Konya Ovası bitti

Uzun yıllardır hububat üretiminin merkezi olarak işaret edilen Konya Ovası, ‘hidorolojik kuraklığa’ girdi.

Konya Ovası bitti
Konya Ovası bitti

Uzun yıllardır hububat üretiminin merkezi olarak işaret edilen Konya Ovası, ‘hidorolojik kuraklığa’ girdi. Bölgede incelemeler yapan Avrupa Toprak Bürosu’nun ulusal danışmanı Erhan Akça, “Cengiz Erdil ile Sesli Dosya”ya konuk oldu, Konya Ovası’ndaki krizi ve nedenlerini anlattı…

Orman ve Su İşleri Bakanlığı’nın ‘hidrololojik kuraklığa’ girdiğini açıkladığı Konya Ovası’nda, Avrupa Toprak Bürosu uzmanları inceleme yapıyor. Hububat üretiminin Cumhuriyet tarihindeki en düşük dönemini yaşayan Konya Ovası’nda, üreticiler bölge dışındaki nehirlerden su taşınmasını istiyor. Uzmanlar ise bunun taşıma suyla değirmen döndürmek anlamına geldiğini, sorunu çözmeyeceğini belirtiyorlar. Çözüm ise sulu tarımdan aşamalı olarak vazgeçilmesinde görülüyor.
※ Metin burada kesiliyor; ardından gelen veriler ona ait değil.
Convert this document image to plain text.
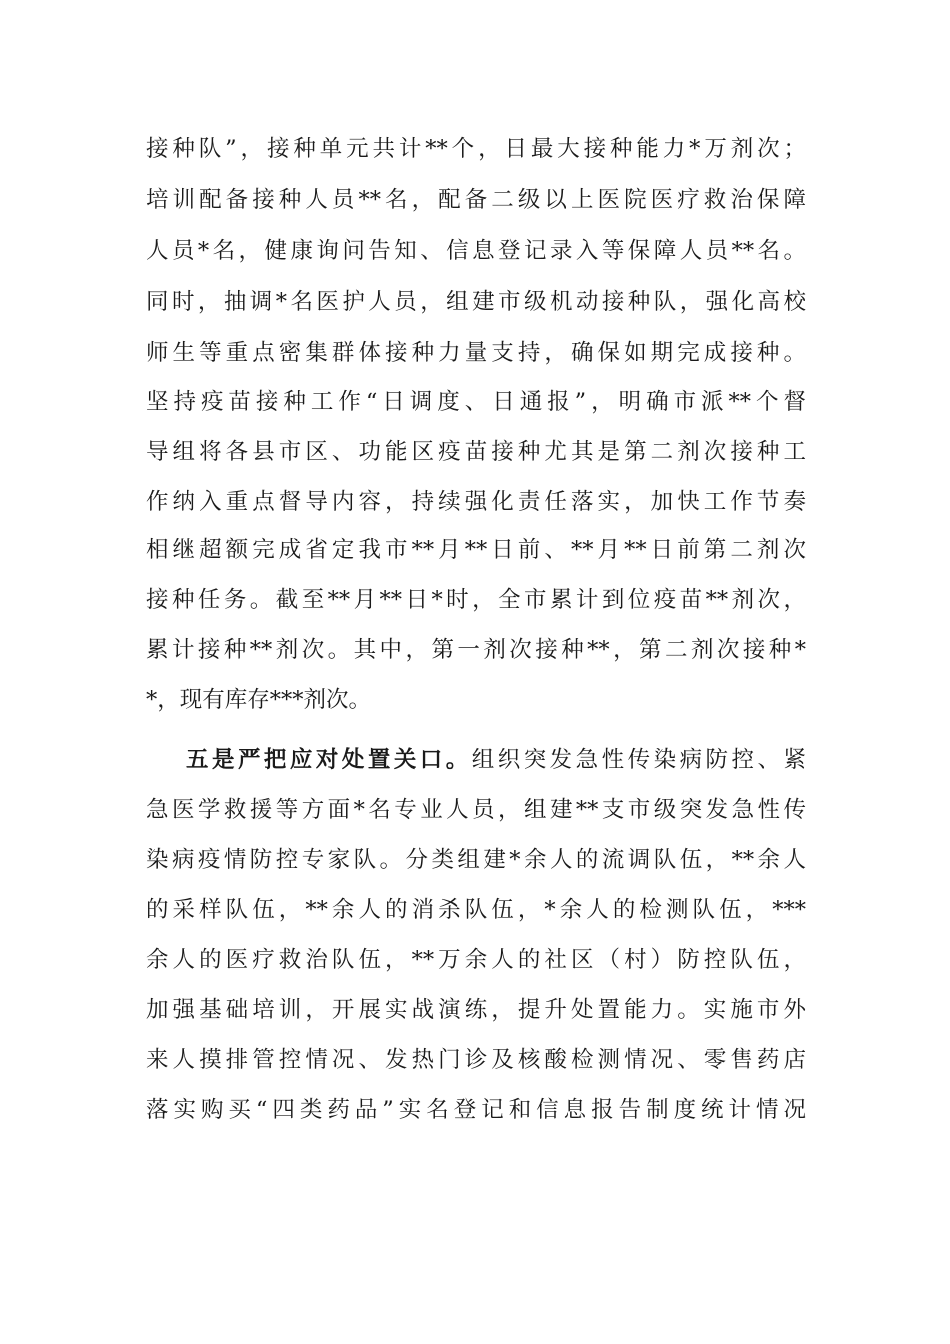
接种队”，接种单元共计**个，日最大接种能力*万剂次；
培训配备接种人员**名，配备二级以上医院医疗救治保障
人员*名，健康询问告知、信息登记录入等保障人员**名。
同时，抽调*名医护人员，组建市级机动接种队，强化高校
师生等重点密集群体接种力量支持，确保如期完成接种。
坚持疫苗接种工作“日调度、日通报”，明确市派**个督
导组将各县市区、功能区疫苗接种尤其是第二剂次接种工
作纳入重点督导内容，持续强化责任落实，加快工作节奏
相继超额完成省定我市**月**日前、**月**日前第二剂次
接种任务。截至**月**日*时，全市累计到位疫苗**剂次，
累计接种**剂次。其中，第一剂次接种**，第二剂次接种*
*，现有库存***剂次。
五是严把应对处置关口。组织突发急性传染病防控、紧
急医学救援等方面*名专业人员，组建**支市级突发急性传
染病疫情防控专家队。分类组建*余人的流调队伍，**余人
的采样队伍，**余人的消杀队伍，*余人的检测队伍，***
余人的医疗救治队伍，**万余人的社区（村）防控队伍，
加强基础培训，开展实战演练，提升处置能力。实施市外
来人摸排管控情况、发热门诊及核酸检测情况、零售药店
落实购买“四类药品”实名登记和信息报告制度统计情况
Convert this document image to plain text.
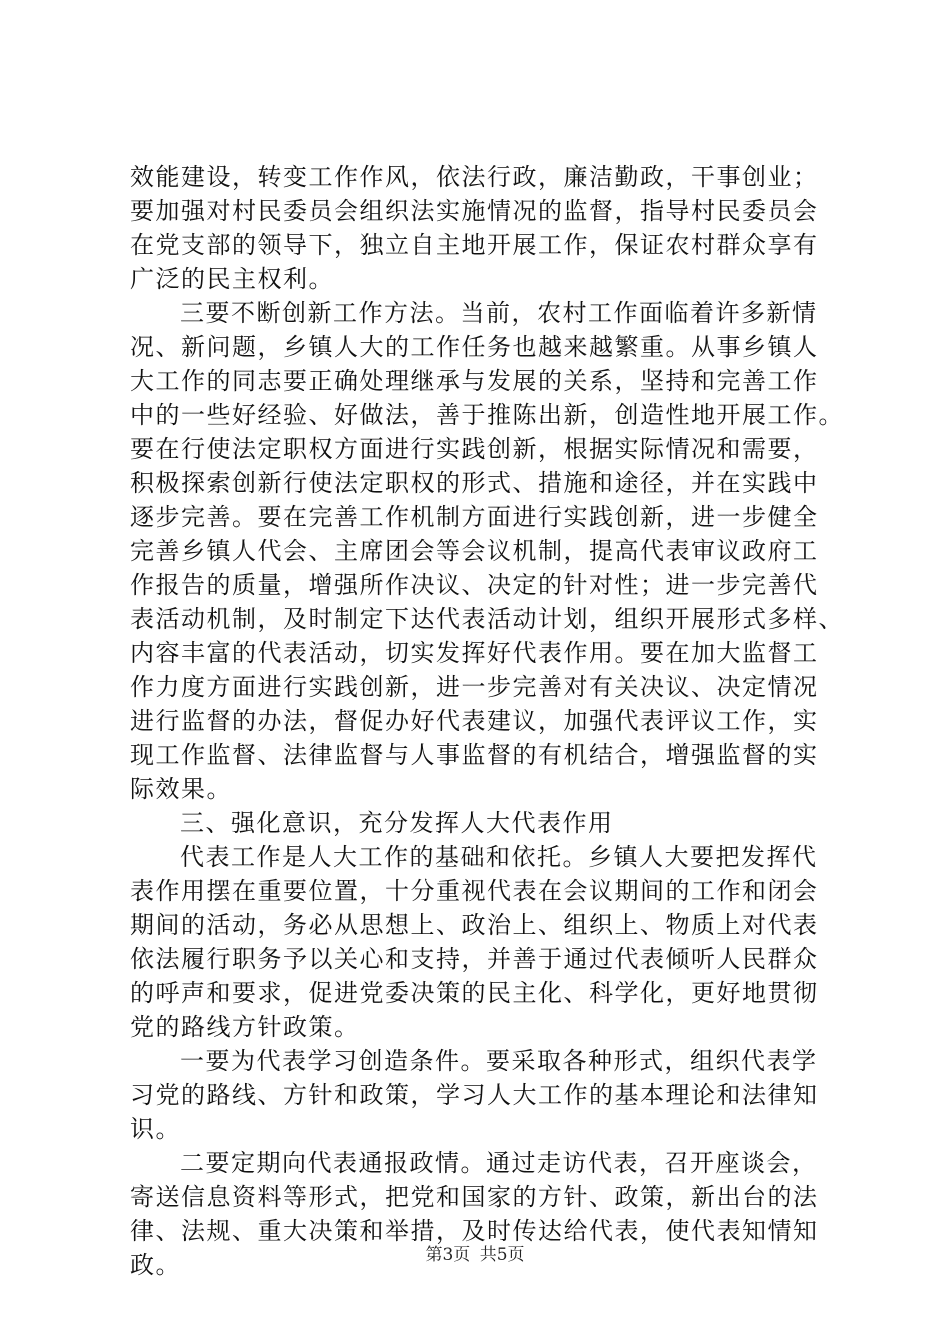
效能建设，转变工作作风，依法行政，廉洁勤政，干事创业；

要加强对村民委员会组织法实施情况的监督，指导村民委员会

在党支部的领导下，独立自主地开展工作，保证农村群众享有

广泛的民主权利。

三要不断创新工作方法。当前，农村工作面临着许多新情

况、新问题，乡镇人大的工作任务也越来越繁重。从事乡镇人

大工作的同志要正确处理继承与发展的关系，坚持和完善工作

中的一些好经验、好做法，善于推陈出新，创造性地开展工作。

要在行使法定职权方面进行实践创新，根据实际情况和需要，

积极探索创新行使法定职权的形式、措施和途径，并在实践中

逐步完善。要在完善工作机制方面进行实践创新，进一步健全

完善乡镇人代会、主席团会等会议机制，提高代表审议政府工

作报告的质量，增强所作决议、决定的针对性；进一步完善代

表活动机制，及时制定下达代表活动计划，组织开展形式多样、

内容丰富的代表活动，切实发挥好代表作用。要在加大监督工

作力度方面进行实践创新，进一步完善对有关决议、决定情况

进行监督的办法，督促办好代表建议，加强代表评议工作，实

现工作监督、法律监督与人事监督的有机结合，增强监督的实

际效果。

三、强化意识，充分发挥人大代表作用

代表工作是人大工作的基础和依托。乡镇人大要把发挥代

表作用摆在重要位置，十分重视代表在会议期间的工作和闭会

期间的活动，务必从思想上、政治上、组织上、物质上对代表

依法履行职务予以关心和支持，并善于通过代表倾听人民群众

的呼声和要求，促进党委决策的民主化、科学化，更好地贯彻

党的路线方针政策。

一要为代表学习创造条件。要采取各种形式，组织代表学

习党的路线、方针和政策，学习人大工作的基本理论和法律知

识。

二要定期向代表通报政情。通过走访代表，召开座谈会，

寄送信息资料等形式，把党和国家的方针、政策，新出台的法

律、法规、重大决策和举措，及时传达给代表，使代表知情知

政。	第3页 共5页
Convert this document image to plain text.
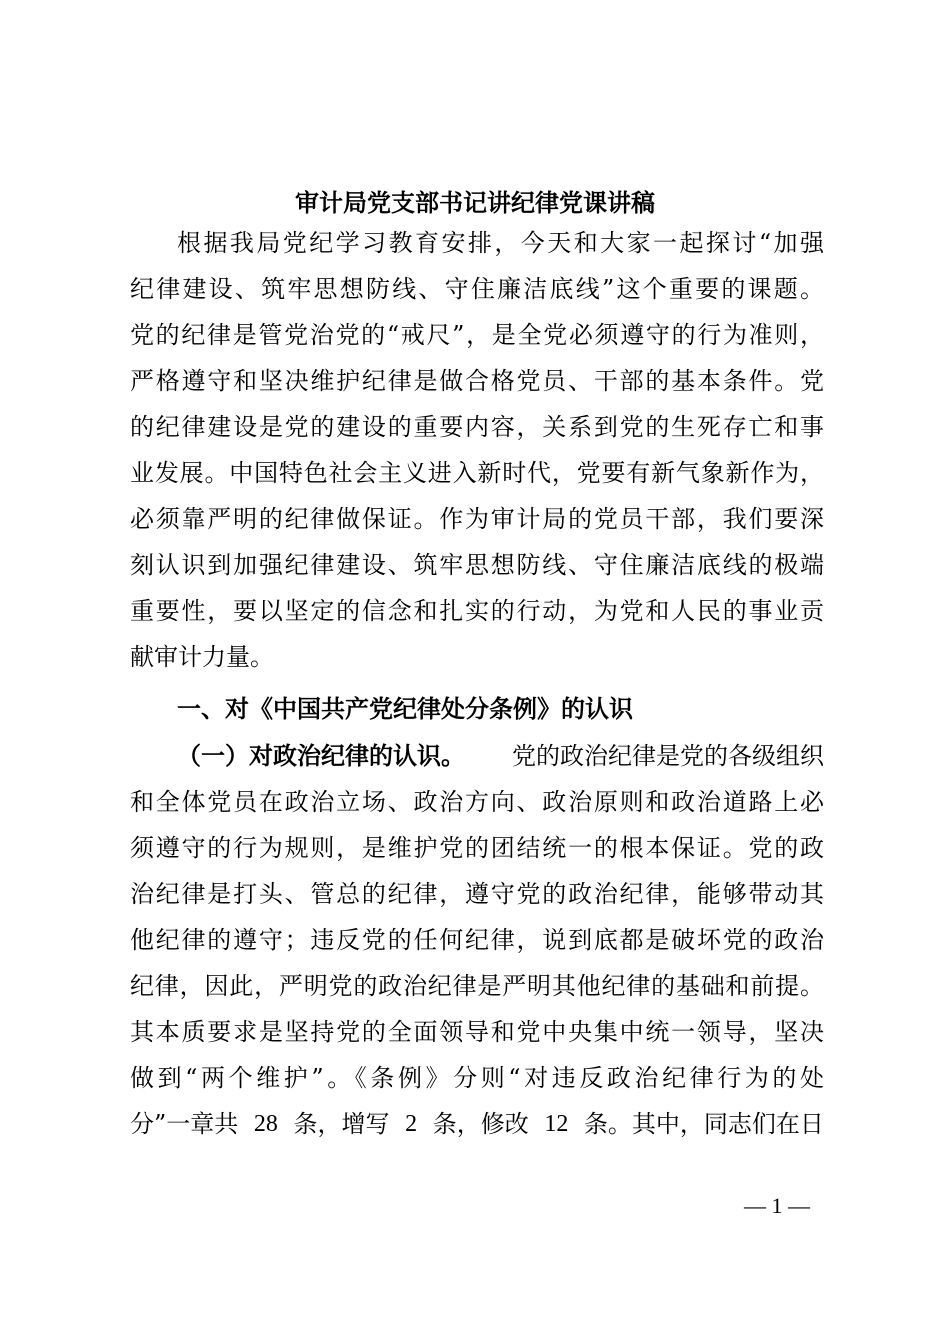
审计局党支部书记讲纪律党课讲稿
根据我局党纪学习教育安排，今天和大家一起探讨“加强
纪律建设、筑牢思想防线、守住廉洁底线”这个重要的课题。
党的纪律是管党治党的“戒尺”，是全党必须遵守的行为准则，
严格遵守和坚决维护纪律是做合格党员、干部的基本条件。党
的纪律建设是党的建设的重要内容，关系到党的生死存亡和事
业发展。中国特色社会主义进入新时代，党要有新气象新作为，
必须靠严明的纪律做保证。作为审计局的党员干部，我们要深
刻认识到加强纪律建设、筑牢思想防线、守住廉洁底线的极端
重要性，要以坚定的信念和扎实的行动，为党和人民的事业贡
献审计力量。
一、对《中国共产党纪律处分条例》的认识
（一）对政治纪律的认识。 党的政治纪律是党的各级组织
和全体党员在政治立场、政治方向、政治原则和政治道路上必
须遵守的行为规则，是维护党的团结统一的根本保证。党的政
治纪律是打头、管总的纪律，遵守党的政治纪律，能够带动其
他纪律的遵守；违反党的任何纪律，说到底都是破坏党的政治
纪律，因此，严明党的政治纪律是严明其他纪律的基础和前提。
其本质要求是坚持党的全面领导和党中央集中统一领导，坚决
做到“两个维护”。《条例》分则“对违反政治纪律行为的处
分”一章共 28 条，增写 2 条，修改 12 条。其中，同志们在日
— 1 —
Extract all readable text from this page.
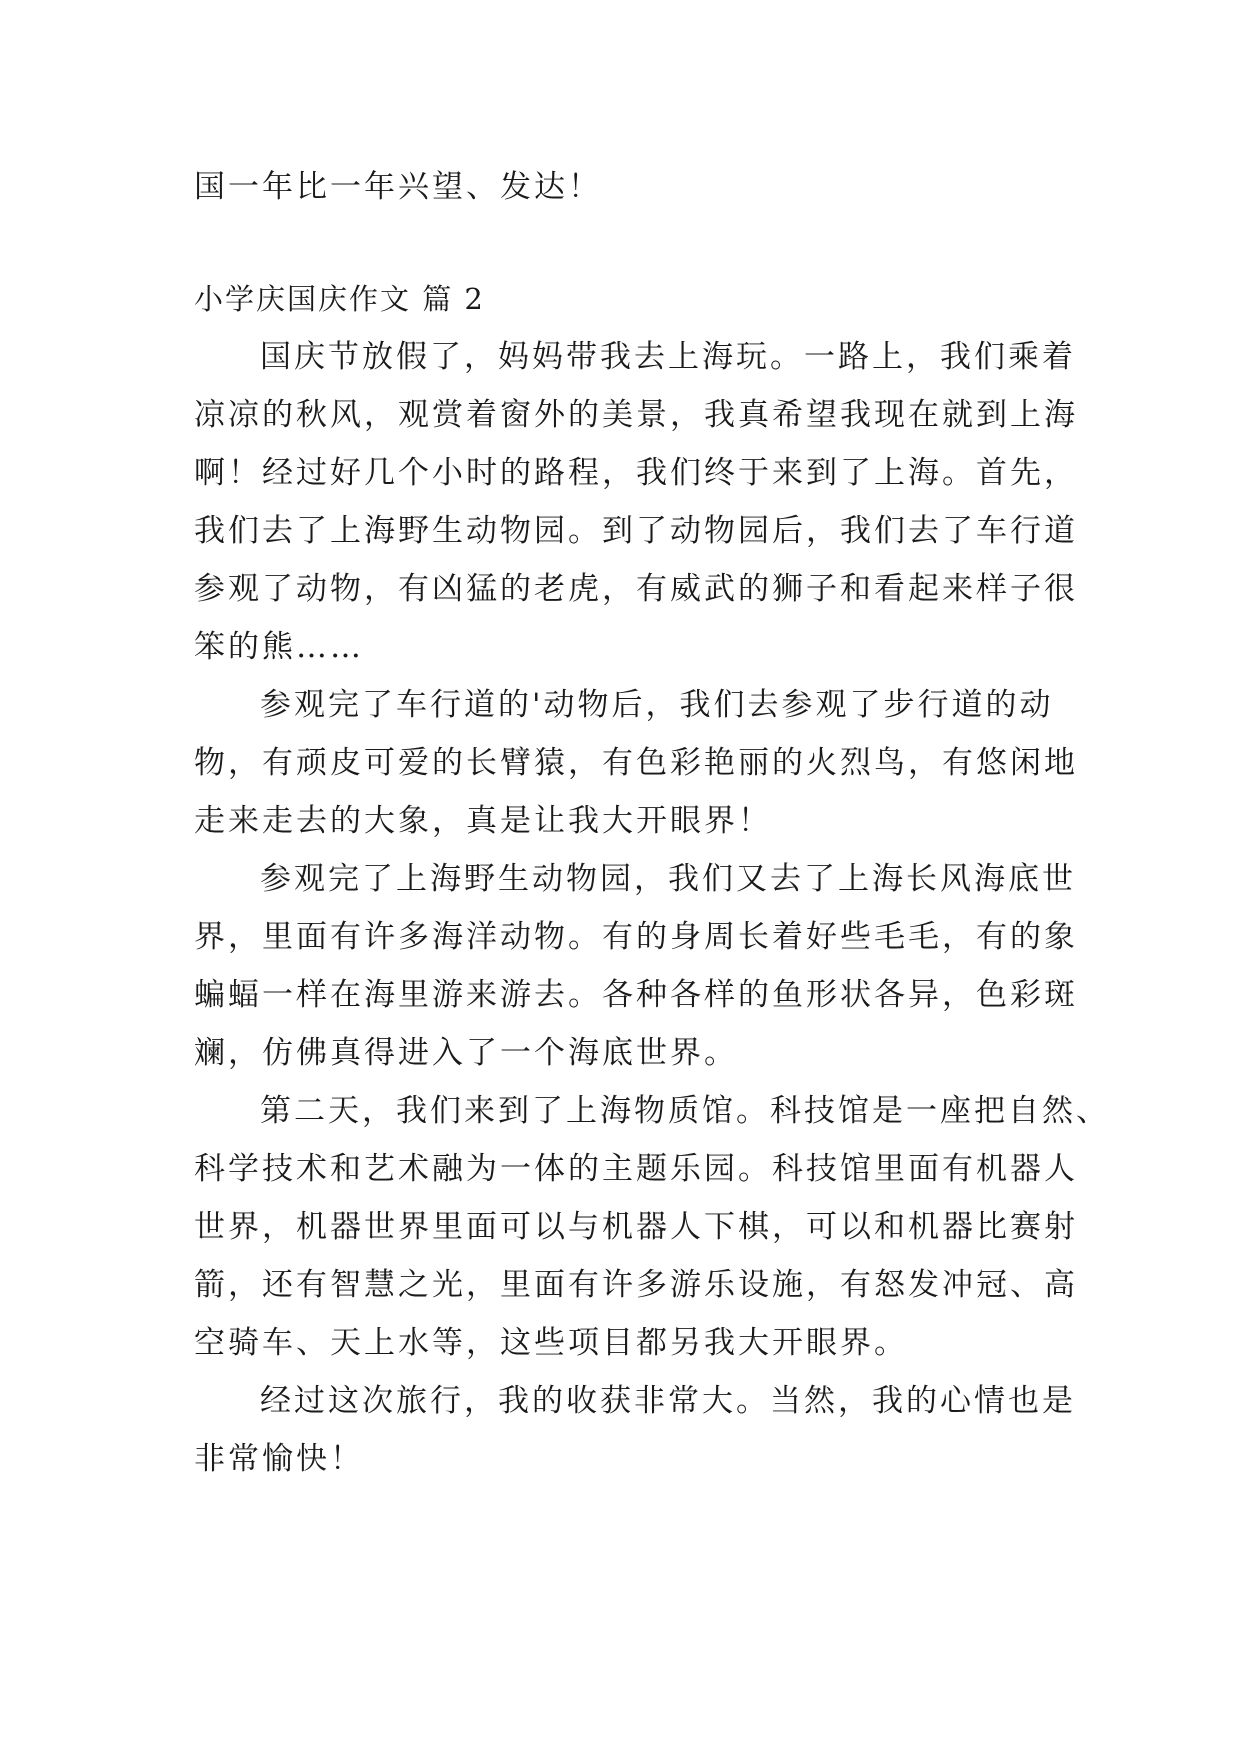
国一年比一年兴望、发达！

小学庆国庆作文 篇 2

国庆节放假了，妈妈带我去上海玩。一路上，我们乘着

凉凉的秋风，观赏着窗外的美景，我真希望我现在就到上海

啊！经过好几个小时的路程，我们终于来到了上海。首先，

我们去了上海野生动物园。到了动物园后，我们去了车行道

参观了动物，有凶猛的老虎，有威武的狮子和看起来样子很

笨的熊……

参观完了车行道的'动物后，我们去参观了步行道的动

物，有顽皮可爱的长臂猿，有色彩艳丽的火烈鸟，有悠闲地

走来走去的大象，真是让我大开眼界！

参观完了上海野生动物园，我们又去了上海长风海底世

界，里面有许多海洋动物。有的身周长着好些毛毛，有的象

蝙蝠一样在海里游来游去。各种各样的鱼形状各异，色彩斑

斓，仿佛真得进入了一个海底世界。

第二天，我们来到了上海物质馆。科技馆是一座把自然、

科学技术和艺术融为一体的主题乐园。科技馆里面有机器人

世界，机器世界里面可以与机器人下棋，可以和机器比赛射

箭，还有智慧之光，里面有许多游乐设施，有怒发冲冠、高

空骑车、天上水等，这些项目都另我大开眼界。

经过这次旅行，我的收获非常大。当然，我的心情也是

非常愉快！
“Cengiz Erdil ile Sesli Dosya”ya konuk olan Avrupa Toprak Bürosu Ulusal Danışmanı ve Adıyaman Üniversitesi öğretim üyesi Doç. Dr. Erhan Akça, bölgede yıllardır sürdürdüğü araştırmalarını ve son durumu aktardı.

“KULLANILAN SUYUN YÜZDE 40’I BUHARLAŞIYOR”

Doç. Dr. Erhan Akça, arazideki en büyük sıkıntıyı, ‘azalan yağışlara rağmen artan tarım sulama alanları’ şeklinde tanımladı. Akça, “Yani, hem suyumuz az hem de tükettiğimiz su miktarı fazla. Burada da bütçe açık veriyor ve hem tarımsal kuraklığa hem de hidrolojik kuraklığa doğru gidiyoruz” dedi.

Uzun vadeli planlar yapmak gerektiğini belirten Akça, sözlerine şöyle devam etti: “Çok acil durumlarda bölgeler arası su transferleri dünyanın çeşitli bölgelerinde yapılıyor ama bu uzun vadeli bir seçenek değil. Bugün mesela Dubai’ye gitseniz her taraf çimenliktir. Ama metrekareye günlük 15 dolar para harcarlar. Bu karşılanabilir bir maliyet değil. Konya’da 10 bin yıldır süregelen bir meracılık ve tahıl üretimi var. Ama bunlar meradaki yenilebilir otlara ve yağışa bağlıydı. Biz daha sonra sulamaya başladık. Mesela ben şu an sizinle araziden konuşuyorum ve buharlaşma katsayısının en yüksek olduğu saatlerdeyiz ve hâlâ yağmurlama sulamaları görüyoruz. Yani, suyun yüzde 40’ını havaya buharlaştırıyoruz. Biz bir de yeraltı sularını çekiyoruz ve bu yeraltı suları herhangi bir akarsu ile desteklenmiyor. Bizim var olan suya göre tarım yapmamız lazım.”